Wednesday, November 3, 2010

the ride of a lifetime

Today has been another day of surrender, a letting go so deeply that I no longer care about the outcome of anything. I have been foolish to think that I could determine the results of anything. This train ride Tammy and I are on has proven to us time and time again that we may have specific intentions, wants, and desires, but God help us if we think for one second that we can determine what any of it is going to look like.


We have been through so much since moving to Taos especially. Last week was truly the toughest I thought I'd been through. We thought this week was going to be a smoother ride after all the purging we'd been through. And then there were the phone calls. First mine on Sunday that brought up so much crazy crap that I thought for sure I'd worked through. Great, Jill. Just great... stop your bloody thinking!

And the real life-altering, heart-stopping phone call came yesterday with the news that Tammy's son, Taylor, had been in a serious car accident. His car blew three tires and he went airborne. Three airbags deployed and he lost consciousness until the ambulance ride.

The day before that Tammy's car decided to take a much-needed rest and refused to work, as did Taylor's brother's car. Someone we had just met before moving to Taos drove us 2 1/2 hours away to the hospital, stopping an hour away from us to pick up the brother. We arrived safely. The ride materialized easily, and Tammy got to see her son and talk with the doctors. He's got two compression fractures in his lumbar spine. Fragments of the vertebrae are not threatening anything, and so he'll be in a brace for three months.

When we discovered what had happened, Tammy and I both just cried. This young man is going to be okay, and according to the insurance claims person if Taylor had been 20 feet in either direction of where his tires blew, he would have never needed to be fitted for a brace today. He wouldn't have been taken to the emergency room. We would be putting together funeral arrangements now.

Tammy and I have been stripped of everything materialistically. Everything's gone but our clothes. And yet... And yet, we are by far the richest we've ever been.
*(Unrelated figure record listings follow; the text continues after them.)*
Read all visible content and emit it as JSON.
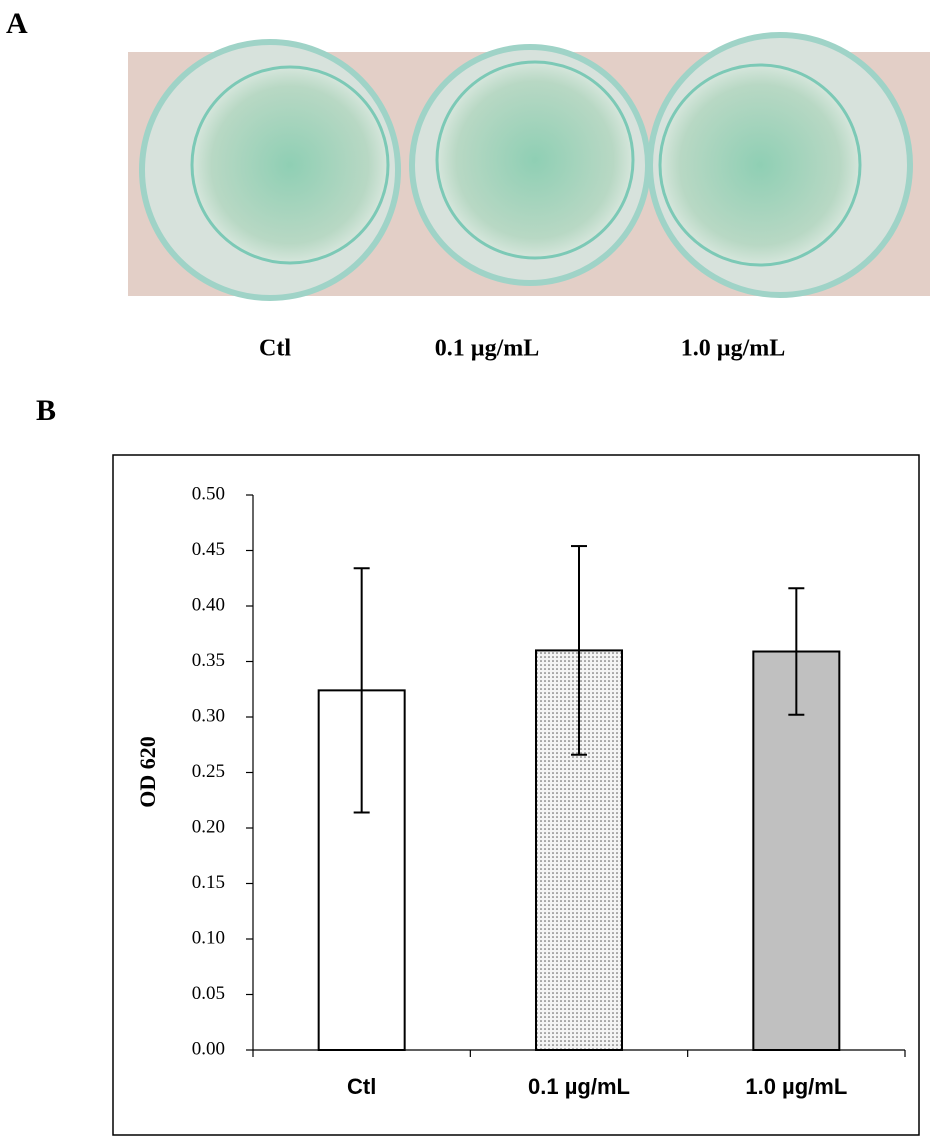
{
  "panel_a": {
    "label": "A",
    "photo_labels": [
      "Ctl",
      "0.1 µg/mL",
      "1.0 µg/mL"
    ]
  },
  "panel_b": {
    "label": "B"
  },
  "chart_data": {
    "type": "bar",
    "y_label": "OD 620",
    "categories": [
      "Ctl",
      "0.1 µg/mL",
      "1.0 µg/mL"
    ],
    "values": [
      0.324,
      0.36,
      0.359
    ],
    "errors": [
      0.11,
      0.094,
      0.057
    ],
    "colors": [
      "#ffffff",
      "#e4e4e4",
      "#c0c0c0"
    ],
    "patterns": [
      "solid",
      "dots",
      "solid"
    ],
    "ylim": [
      0,
      0.5
    ],
    "yticks": [
      {
        "value": 0,
        "label": "0.00"
      },
      {
        "value": 0.05,
        "label": "0.05"
      },
      {
        "value": 0.1,
        "label": "0.10"
      },
      {
        "value": 0.15,
        "label": "0.15"
      },
      {
        "value": 0.2,
        "label": "0.20"
      },
      {
        "value": 0.25,
        "label": "0.25"
      },
      {
        "value": 0.3,
        "label": "0.30"
      },
      {
        "value": 0.35,
        "label": "0.35"
      },
      {
        "value": 0.4,
        "label": "0.40"
      },
      {
        "value": 0.45,
        "label": "0.45"
      },
      {
        "value": 0.5,
        "label": "0.50"
      }
    ]
  }
}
We live in a beautiful house, gorgeous surroundings, and have created the most loving relationships of our lives here.

We don't own anything yet we eat healthy meals. We sleep on comfortable beds. We write in a beautiful home. The ability to shift easily, to bend and flow without hesitation has become a way of life for us here. We're discovering that absolutely nothing can be done in this lifetime right now, right here, the way we used to do anything.

In our very bleakest moments when there seems to be no fix, miracles appear. Tammy went to talk with the owner of the local paper about doing some bartering and ended up with paid writing assignments. I was led to talk to a health care facility down the road here just to tell them what my experiences have been, and yesterday I interviewed for the only position they're needing to be filled.
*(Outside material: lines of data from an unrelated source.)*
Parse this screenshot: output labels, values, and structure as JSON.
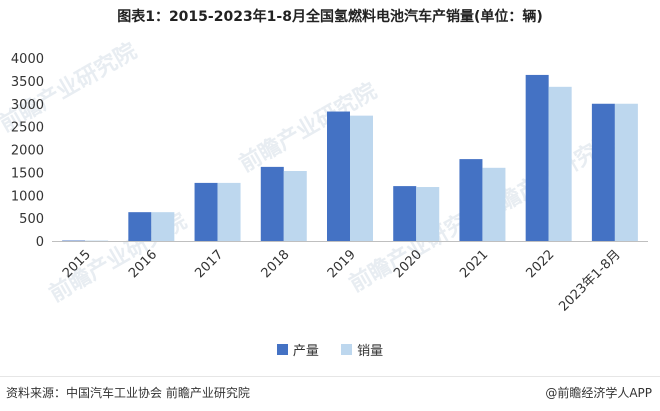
{
  "title": "图表1：2015-2023年1-8月全国氢燃料电池汽车产销量(单位：辆)",
  "watermark": "前瞻产业研究院",
  "footer": {
    "source": "资料来源：中国汽车工业协会 前瞻产业研究院",
    "credit": "@前瞻经济学人APP"
  },
  "chart_data": {
    "type": "bar",
    "title": "图表1：2015-2023年1-8月全国氢燃料电池汽车产销量(单位：辆)",
    "categories": [
      "2015",
      "2016",
      "2017",
      "2018",
      "2019",
      "2020",
      "2021",
      "2022",
      "2023年1-8月"
    ],
    "series": [
      {
        "name": "产量",
        "color": "#4472c4",
        "values": [
          10,
          630,
          1270,
          1620,
          2830,
          1200,
          1790,
          3630,
          3000
        ]
      },
      {
        "name": "销量",
        "color": "#bdd7ee",
        "values": [
          10,
          630,
          1270,
          1530,
          2740,
          1180,
          1600,
          3370,
          3000
        ]
      }
    ],
    "y_ticks": [
      0,
      500,
      1000,
      1500,
      2000,
      2500,
      3000,
      3500,
      4000
    ],
    "ylim": [
      0,
      4000
    ],
    "grid": false,
    "legend_position": "bottom-center"
  }
}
Neither of these positions were advertised, or in Tammy's case even "invented" yet, and they materialized just when we showed up. There's something so magical about just letting go of everything. I mean truly not caring how anything we desire comes into fruition. In that act of surrendering when we're not even thinking about what it is we want or feeling bummed about what we think we don't have, the experiences unfold as magnificent gifts. We are truly blown away by how our lives have taken shape here. We are so very grateful for every single moment of the ride because it is in this ride, this crazy roller coaster that we've been on, that the deepest and most profound joy surfaces.

And with that being said, I want to express my deepest gratitude to Tammy. She keeps holding my hand as we continually leap. I can't think of anyone I'd rather have taking these steps with me.